TL;DR
An IP rating is the two-digit ingress protection code from IEC 60529 stamped on electrical enclosures and fixtures, where the first digit grades resistance to solids and dust from 0 to 6 and the second grades water resistance from 0 to 9. Outdoor lighting buyers read it constantly: IP44 tolerates splashes on a covered porch, IP65 handles rain and hose-down on exposed walls, and IP68 survives continuous submersion in fountains and pools.
What it means
An IP rating is the two-digit ingress protection code from IEC 60529 stamped on electrical enclosures and fixtures, where the first digit grades resistance to solids and dust from 0 to 6 and the second grades water resistance from 0 to 9. Outdoor lighting buyers read it constantly: IP44 tolerates splashes on a covered porch, IP65 handles rain and hose-down on exposed walls, and IP68 survives continuous submersion in fountains and pools.
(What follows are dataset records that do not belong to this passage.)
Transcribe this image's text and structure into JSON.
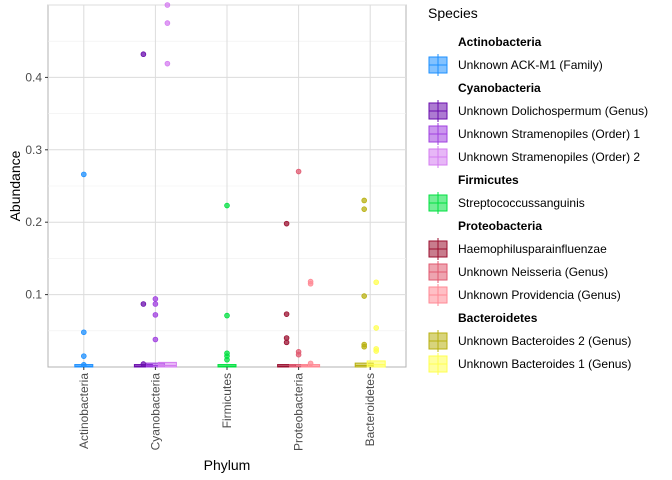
{
  "chart_data": {
    "type": "boxplot-scatter",
    "xlabel": "Phylum",
    "ylabel": "Abundance",
    "categories": [
      "Actinobacteria",
      "Cyanobacteria",
      "Firmicutes",
      "Proteobacteria",
      "Bacteroidetes"
    ],
    "yticks": [
      "0.1",
      "0.2",
      "0.3",
      "0.4"
    ],
    "ytick_values": [
      0.1,
      0.2,
      0.3,
      0.4
    ],
    "ylim": [
      0,
      0.5
    ],
    "grid": true,
    "legend_title": "Species",
    "legend_placement": "right",
    "legend": [
      {
        "group": "Actinobacteria",
        "items": [
          {
            "label": "Unknown ACK-M1 (Family)",
            "color": "#1E90FF"
          }
        ]
      },
      {
        "group": "Cyanobacteria",
        "items": [
          {
            "label": "Unknown Dolichospermum (Genus)",
            "color": "#6A0DAD"
          },
          {
            "label": "Unknown Stramenopiles (Order) 1",
            "color": "#A040E0"
          },
          {
            "label": "Unknown Stramenopiles (Order) 2",
            "color": "#D47CF0"
          }
        ]
      },
      {
        "group": "Firmicutes",
        "items": [
          {
            "label": "Streptococcussanguinis",
            "color": "#00E040"
          }
        ]
      },
      {
        "group": "Proteobacteria",
        "items": [
          {
            "label": "Haemophilusparainfluenzae",
            "color": "#9B1030"
          },
          {
            "label": "Unknown Neisseria (Genus)",
            "color": "#E05A70"
          },
          {
            "label": "Unknown Providencia (Genus)",
            "color": "#FF8A95"
          }
        ]
      },
      {
        "group": "Bacteroidetes",
        "items": [
          {
            "label": "Unknown Bacteroides 2 (Genus)",
            "color": "#B8B010"
          },
          {
            "label": "Unknown Bacteroides 1 (Genus)",
            "color": "#FFFF50"
          }
        ]
      }
    ],
    "boxes": [
      {
        "phylum": "Actinobacteria",
        "series": "Unknown ACK-M1 (Family)",
        "offset": 0,
        "color": "#1E90FF",
        "q1": 0,
        "q3": 0.002,
        "median": 0.001
      },
      {
        "phylum": "Cyanobacteria",
        "series": "Unknown Dolichospermum (Genus)",
        "offset": -1,
        "color": "#6A0DAD",
        "q1": 0,
        "q3": 0.002,
        "median": 0.001
      },
      {
        "phylum": "Cyanobacteria",
        "series": "Unknown Stramenopiles (Order) 1",
        "offset": 0,
        "color": "#A040E0",
        "q1": 0,
        "q3": 0.004,
        "median": 0.002
      },
      {
        "phylum": "Cyanobacteria",
        "series": "Unknown Stramenopiles (Order) 2",
        "offset": 1,
        "color": "#D47CF0",
        "q1": 0,
        "q3": 0.005,
        "median": 0.002
      },
      {
        "phylum": "Firmicutes",
        "series": "Streptococcussanguinis",
        "offset": 0,
        "color": "#00E040",
        "q1": 0,
        "q3": 0.002,
        "median": 0.001
      },
      {
        "phylum": "Proteobacteria",
        "series": "Haemophilusparainfluenzae",
        "offset": -1,
        "color": "#9B1030",
        "q1": 0,
        "q3": 0.002,
        "median": 0.001
      },
      {
        "phylum": "Proteobacteria",
        "series": "Unknown Neisseria (Genus)",
        "offset": 0,
        "color": "#E05A70",
        "q1": 0,
        "q3": 0.002,
        "median": 0.001
      },
      {
        "phylum": "Proteobacteria",
        "series": "Unknown Providencia (Genus)",
        "offset": 1,
        "color": "#FF8A95",
        "q1": 0,
        "q3": 0.002,
        "median": 0.001
      },
      {
        "phylum": "Bacteroidetes",
        "series": "Unknown Bacteroides 2 (Genus)",
        "offset": -0.5,
        "color": "#B8B010",
        "q1": 0,
        "q3": 0.004,
        "median": 0.002
      },
      {
        "phylum": "Bacteroidetes",
        "series": "Unknown Bacteroides 1 (Genus)",
        "offset": 0.5,
        "color": "#FFFF50",
        "q1": 0,
        "q3": 0.007,
        "median": 0.003
      }
    ],
    "points": [
      {
        "phylum": "Actinobacteria",
        "offset": 0,
        "color": "#1E90FF",
        "y": 0.266
      },
      {
        "phylum": "Actinobacteria",
        "offset": 0,
        "color": "#1E90FF",
        "y": 0.048
      },
      {
        "phylum": "Actinobacteria",
        "offset": 0,
        "color": "#1E90FF",
        "y": 0.015
      },
      {
        "phylum": "Actinobacteria",
        "offset": 0,
        "color": "#1E90FF",
        "y": 0.003
      },
      {
        "phylum": "Cyanobacteria",
        "offset": -1,
        "color": "#6A0DAD",
        "y": 0.432
      },
      {
        "phylum": "Cyanobacteria",
        "offset": -1,
        "color": "#6A0DAD",
        "y": 0.087
      },
      {
        "phylum": "Cyanobacteria",
        "offset": -1,
        "color": "#6A0DAD",
        "y": 0.004
      },
      {
        "phylum": "Cyanobacteria",
        "offset": 0,
        "color": "#A040E0",
        "y": 0.094
      },
      {
        "phylum": "Cyanobacteria",
        "offset": 0,
        "color": "#A040E0",
        "y": 0.087
      },
      {
        "phylum": "Cyanobacteria",
        "offset": 0,
        "color": "#A040E0",
        "y": 0.072
      },
      {
        "phylum": "Cyanobacteria",
        "offset": 0,
        "color": "#A040E0",
        "y": 0.038
      },
      {
        "phylum": "Cyanobacteria",
        "offset": 1,
        "color": "#D47CF0",
        "y": 0.5
      },
      {
        "phylum": "Cyanobacteria",
        "offset": 1,
        "color": "#D47CF0",
        "y": 0.475
      },
      {
        "phylum": "Cyanobacteria",
        "offset": 1,
        "color": "#D47CF0",
        "y": 0.419
      },
      {
        "phylum": "Firmicutes",
        "offset": 0,
        "color": "#00E040",
        "y": 0.223
      },
      {
        "phylum": "Firmicutes",
        "offset": 0,
        "color": "#00E040",
        "y": 0.071
      },
      {
        "phylum": "Firmicutes",
        "offset": 0,
        "color": "#00E040",
        "y": 0.019
      },
      {
        "phylum": "Firmicutes",
        "offset": 0,
        "color": "#00E040",
        "y": 0.015
      },
      {
        "phylum": "Firmicutes",
        "offset": 0,
        "color": "#00E040",
        "y": 0.01
      },
      {
        "phylum": "Proteobacteria",
        "offset": -1,
        "color": "#9B1030",
        "y": 0.198
      },
      {
        "phylum": "Proteobacteria",
        "offset": -1,
        "color": "#9B1030",
        "y": 0.073
      },
      {
        "phylum": "Proteobacteria",
        "offset": -1,
        "color": "#9B1030",
        "y": 0.04
      },
      {
        "phylum": "Proteobacteria",
        "offset": -1,
        "color": "#9B1030",
        "y": 0.034
      },
      {
        "phylum": "Proteobacteria",
        "offset": 0,
        "color": "#E05A70",
        "y": 0.27
      },
      {
        "phylum": "Proteobacteria",
        "offset": 0,
        "color": "#E05A70",
        "y": 0.021
      },
      {
        "phylum": "Proteobacteria",
        "offset": 0,
        "color": "#E05A70",
        "y": 0.017
      },
      {
        "phylum": "Proteobacteria",
        "offset": 1,
        "color": "#FF8A95",
        "y": 0.118
      },
      {
        "phylum": "Proteobacteria",
        "offset": 1,
        "color": "#FF8A95",
        "y": 0.115
      },
      {
        "phylum": "Proteobacteria",
        "offset": 1,
        "color": "#FF8A95",
        "y": 0.005
      },
      {
        "phylum": "Bacteroidetes",
        "offset": -0.5,
        "color": "#B8B010",
        "y": 0.23
      },
      {
        "phylum": "Bacteroidetes",
        "offset": -0.5,
        "color": "#B8B010",
        "y": 0.218
      },
      {
        "phylum": "Bacteroidetes",
        "offset": -0.5,
        "color": "#B8B010",
        "y": 0.098
      },
      {
        "phylum": "Bacteroidetes",
        "offset": -0.5,
        "color": "#B8B010",
        "y": 0.031
      },
      {
        "phylum": "Bacteroidetes",
        "offset": -0.5,
        "color": "#B8B010",
        "y": 0.028
      },
      {
        "phylum": "Bacteroidetes",
        "offset": 0.5,
        "color": "#FFFF50",
        "y": 0.117
      },
      {
        "phylum": "Bacteroidetes",
        "offset": 0.5,
        "color": "#FFFF50",
        "y": 0.054
      },
      {
        "phylum": "Bacteroidetes",
        "offset": 0.5,
        "color": "#FFFF50",
        "y": 0.025
      },
      {
        "phylum": "Bacteroidetes",
        "offset": 0.5,
        "color": "#FFFF50",
        "y": 0.022
      }
    ]
  }
}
It rates the enclosure only, so connections and transformers still need their own weather protection.
Where it sits in the glossary
IP rating is part of the Trade jargon group inside the ProFix Directory glossary. Browse every term in this category from the glossary index.
Why Ohio homeowners should know it
This is a term Ohio homeowners encounter when reading contractor quotes, hiring paperwork, or inspection reports. Understanding it well enough to ask one good follow-up question is usually all the protection a homeowner needs.
ProFix Directory keeps definitions short on the index page and saves the longer context — Ohio-specific rules, where the term comes from, and which ProFix tools touch it — for these per-term pages so the term is easy to cite and easy to share.